恥ずかしくって言えない

新吉

第1話

  あ!あの、ああ、でも


 どうしよう、でも、


 言わなきゃ、言わなきゃいけない




 私はなぜかその思いに駆られて、目の前を通り過ぎようとする男を引き止める。






「あの!すいません!!」



「はい?何ですか?」





 どうしよう、すごいかっこいい人だ。なんかのモデルさんみたいな、俳優さんみたいな人。少しギャップがあって驚いてしまった。すぐ言おうと思っていた言葉が余計に引っ込んでしまう。




「えっと、あの、」




 あ、あの、その




 もともと人とうまく話せなくて、それで人を待たせてしまうことがよくある。本当に申し訳なくて自分が嫌になる。口からは言いたい言葉ではなく、あのとかそのとかえっととかばっかり出てきて。言いたいことあるんならハッキリ言いなさいよ!なんて怒られる方がマシ、だいたいは無視される。




 ああ、えっと



「すいません」



「どうしたんですか?」





 こんな自分が、他人に、人様に、こんな気持ちを持つなんて思わなかった。それはそれは久しぶりに思い出したもんだから、記憶の引き出しはだいぶギシギシ音を立てて開いていく。恥ずかしい、こんなこと言っていいのかなあ?でも言った方がこの人も助かる、と思うけど。でも私なんかに言われるのは嫌だよね、ああもうなんで私さっき呼び止めたんだろう。




「大丈夫?具合悪いの?」



「違います!そういうんじゃなくて、あなたの、」






 この目の前の人に伝えたいことがある。いや、普通は気づいても通り過ぎるのだろう。それがいいんだろう。いつもそうしているのに、なんでこの時ばかりは立ち止まり、こんな自分をさらしているんだろう。心底自分が嫌になる。けれどとても優しかったその人は丁寧に話を聞き、待ってくれた。いい人だ、だからこそ伝えなくては!





「あの、すいません。いすが…」



「椅子?」



「あ、違くて、あい、あい、」





 何だかどんどんうまく話せなくなっていく


 こんなことを言ったらこの人はなんて思うんだろう。どう反応するんだろうとまで考えて、少し怖くなって来た。怖い?いややっぱり恥ずかしい。私はなんでこんなに恥ずかしいんだろうか?話をすること自体恥ずかしいくらいかっこいい人だから?

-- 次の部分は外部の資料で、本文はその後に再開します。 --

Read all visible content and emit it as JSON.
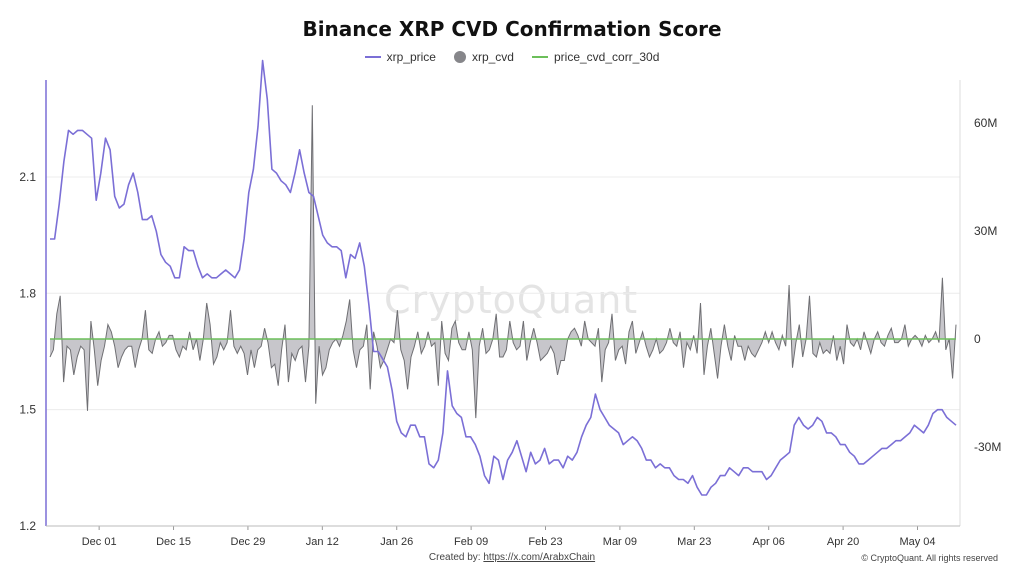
{
  "chart_data": {
    "type": "line",
    "title": "Binance XRP CVD Confirmation Score",
    "watermark": "CryptoQuant",
    "footer": {
      "created_prefix": "Created by:",
      "created_link": "https://x.com/ArabxChain",
      "copyright": "© CryptoQuant. All rights reserved"
    },
    "colors": {
      "xrp_price": "#7b6fd6",
      "xrp_cvd_line": "#6f6f73",
      "xrp_cvd_fill": "#bdbcc2",
      "legend_cvd": "#86868a",
      "price_cvd_corr_30d": "#6cbf5a",
      "grid": "#ececec"
    },
    "legend": [
      "xrp_price",
      "xrp_cvd",
      "price_cvd_corr_30d"
    ],
    "x_ticks": [
      "Dec 01",
      "Dec 15",
      "Dec 29",
      "Jan 12",
      "Jan 26",
      "Feb 09",
      "Feb 23",
      "Mar 09",
      "Mar 23",
      "Apr 06",
      "Apr 20",
      "May 04"
    ],
    "x_range": [
      "2024-11-21",
      "2025-05-12"
    ],
    "left_axis": {
      "ticks": [
        "1.2",
        "1.5",
        "1.8",
        "2.1"
      ],
      "ylim": [
        1.2,
        2.35
      ]
    },
    "right_axis": {
      "ticks": [
        "60M",
        "30M",
        "0",
        "-30M"
      ],
      "ylim": [
        -52,
        72
      ]
    },
    "series": [
      {
        "name": "xrp_price",
        "axis": "left",
        "values": [
          1.94,
          1.94,
          2.03,
          2.14,
          2.22,
          2.21,
          2.22,
          2.22,
          2.21,
          2.2,
          2.04,
          2.11,
          2.2,
          2.17,
          2.05,
          2.02,
          2.03,
          2.08,
          2.11,
          2.06,
          1.99,
          1.99,
          2.0,
          1.96,
          1.9,
          1.88,
          1.87,
          1.84,
          1.84,
          1.92,
          1.91,
          1.91,
          1.87,
          1.84,
          1.85,
          1.84,
          1.84,
          1.85,
          1.86,
          1.85,
          1.84,
          1.86,
          1.94,
          2.06,
          2.12,
          2.23,
          2.4,
          2.3,
          2.12,
          2.11,
          2.09,
          2.08,
          2.06,
          2.11,
          2.17,
          2.11,
          2.06,
          2.05,
          2.0,
          1.95,
          1.93,
          1.92,
          1.92,
          1.91,
          1.84,
          1.9,
          1.89,
          1.93,
          1.87,
          1.77,
          1.65,
          1.65,
          1.63,
          1.61,
          1.55,
          1.47,
          1.44,
          1.43,
          1.46,
          1.46,
          1.43,
          1.43,
          1.36,
          1.35,
          1.37,
          1.44,
          1.6,
          1.51,
          1.49,
          1.48,
          1.43,
          1.43,
          1.41,
          1.38,
          1.33,
          1.31,
          1.38,
          1.37,
          1.32,
          1.37,
          1.39,
          1.42,
          1.38,
          1.34,
          1.39,
          1.36,
          1.37,
          1.4,
          1.36,
          1.37,
          1.37,
          1.35,
          1.38,
          1.37,
          1.39,
          1.43,
          1.46,
          1.48,
          1.54,
          1.5,
          1.48,
          1.46,
          1.45,
          1.44,
          1.41,
          1.42,
          1.43,
          1.42,
          1.4,
          1.37,
          1.37,
          1.35,
          1.36,
          1.35,
          1.35,
          1.33,
          1.32,
          1.32,
          1.31,
          1.33,
          1.3,
          1.28,
          1.28,
          1.3,
          1.31,
          1.33,
          1.33,
          1.35,
          1.34,
          1.33,
          1.35,
          1.35,
          1.34,
          1.34,
          1.34,
          1.32,
          1.33,
          1.35,
          1.37,
          1.38,
          1.39,
          1.46,
          1.48,
          1.46,
          1.45,
          1.46,
          1.48,
          1.47,
          1.44,
          1.44,
          1.43,
          1.41,
          1.41,
          1.39,
          1.38,
          1.36,
          1.36,
          1.37,
          1.38,
          1.39,
          1.4,
          1.4,
          1.41,
          1.42,
          1.42,
          1.43,
          1.44,
          1.46,
          1.45,
          1.44,
          1.46,
          1.49,
          1.5,
          1.5,
          1.48,
          1.47,
          1.46
        ]
      },
      {
        "name": "xrp_cvd",
        "axis": "right",
        "values": [
          -5,
          -3,
          7,
          12,
          -12,
          -2,
          -3,
          -10,
          -5,
          -2,
          -3,
          -20,
          5,
          -3,
          -13,
          -6,
          -2,
          4,
          2,
          -2,
          -8,
          -5,
          -3,
          -2,
          -2,
          -8,
          -3,
          0,
          8,
          -3,
          -4,
          0,
          2,
          -2,
          -1,
          1,
          1,
          -3,
          -5,
          -2,
          -3,
          2,
          -3,
          0,
          -6,
          0,
          10,
          4,
          -7,
          -5,
          -1,
          -3,
          -1,
          8,
          -2,
          -4,
          -2,
          -4,
          -10,
          -3,
          -8,
          -3,
          -2,
          3,
          -1,
          -8,
          -7,
          -13,
          -3,
          4,
          -12,
          -4,
          -6,
          -3,
          -2,
          -12,
          -2,
          65,
          -18,
          -2,
          -10,
          -8,
          -3,
          -1,
          0,
          -2,
          1,
          5,
          11,
          -3,
          -8,
          -3,
          -2,
          4,
          -14,
          2,
          -2,
          -8,
          -6,
          -3,
          0,
          -1,
          8,
          -3,
          -6,
          -14,
          -5,
          -2,
          2,
          -4,
          -2,
          2,
          -2,
          -1,
          -13,
          5,
          -4,
          -6,
          3,
          5,
          -1,
          -3,
          -3,
          2,
          -3,
          -22,
          -2,
          3,
          -4,
          -3,
          0,
          7,
          -5,
          -5,
          -3,
          5,
          -1,
          -3,
          -2,
          5,
          -6,
          -1,
          3,
          -1,
          -6,
          -5,
          -4,
          -2,
          -4,
          -10,
          -6,
          -6,
          0,
          2,
          3,
          1,
          -2,
          5,
          0,
          -1,
          -2,
          3,
          -12,
          -3,
          -1,
          7,
          -6,
          -3,
          -2,
          -7,
          2,
          5,
          -4,
          -1,
          2,
          -2,
          -5,
          -3,
          0,
          -4,
          -3,
          -1,
          3,
          -1,
          -2,
          2,
          -8,
          -1,
          -3,
          1,
          -4,
          10,
          -10,
          -2,
          3,
          -4,
          -11,
          -2,
          4,
          -2,
          -6,
          1,
          -2,
          -2,
          -6,
          -2,
          -4,
          -5,
          -3,
          -1,
          2,
          -1,
          2,
          -1,
          -3,
          1,
          -2,
          15,
          -8,
          -1,
          4,
          -5,
          0,
          12,
          -4,
          -5,
          -1,
          -4,
          -3,
          -4,
          1,
          -6,
          -2,
          -7,
          4,
          -1,
          -2,
          0,
          -3,
          2,
          -1,
          -4,
          0,
          2,
          -1,
          -2,
          1,
          3,
          -1,
          -1,
          0,
          4,
          -2,
          0,
          1,
          0,
          -2,
          1,
          -1,
          0,
          2,
          -1,
          17,
          -3,
          0,
          -11,
          4
        ],
        "scale": "million"
      },
      {
        "name": "price_cvd_corr_30d",
        "axis": "right",
        "values": [
          0
        ]
      }
    ]
  }
}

 でも私よりもこの人の方が恥ずかしいんだから、大丈夫、大丈夫。本当ならもっとさらっと言わなきゃいけないんだ。




「あい」



「愛してる?」





 くすくす、とその人は笑う。すこし照れながら。今度こそ言おうと思ってたのに!そんなこと、突然言えるわけないじゃないか!私みたいな人が!それに道端ですれ違った人からそんなこと言われる訳ないじゃない!!ほんと恥ずかしい。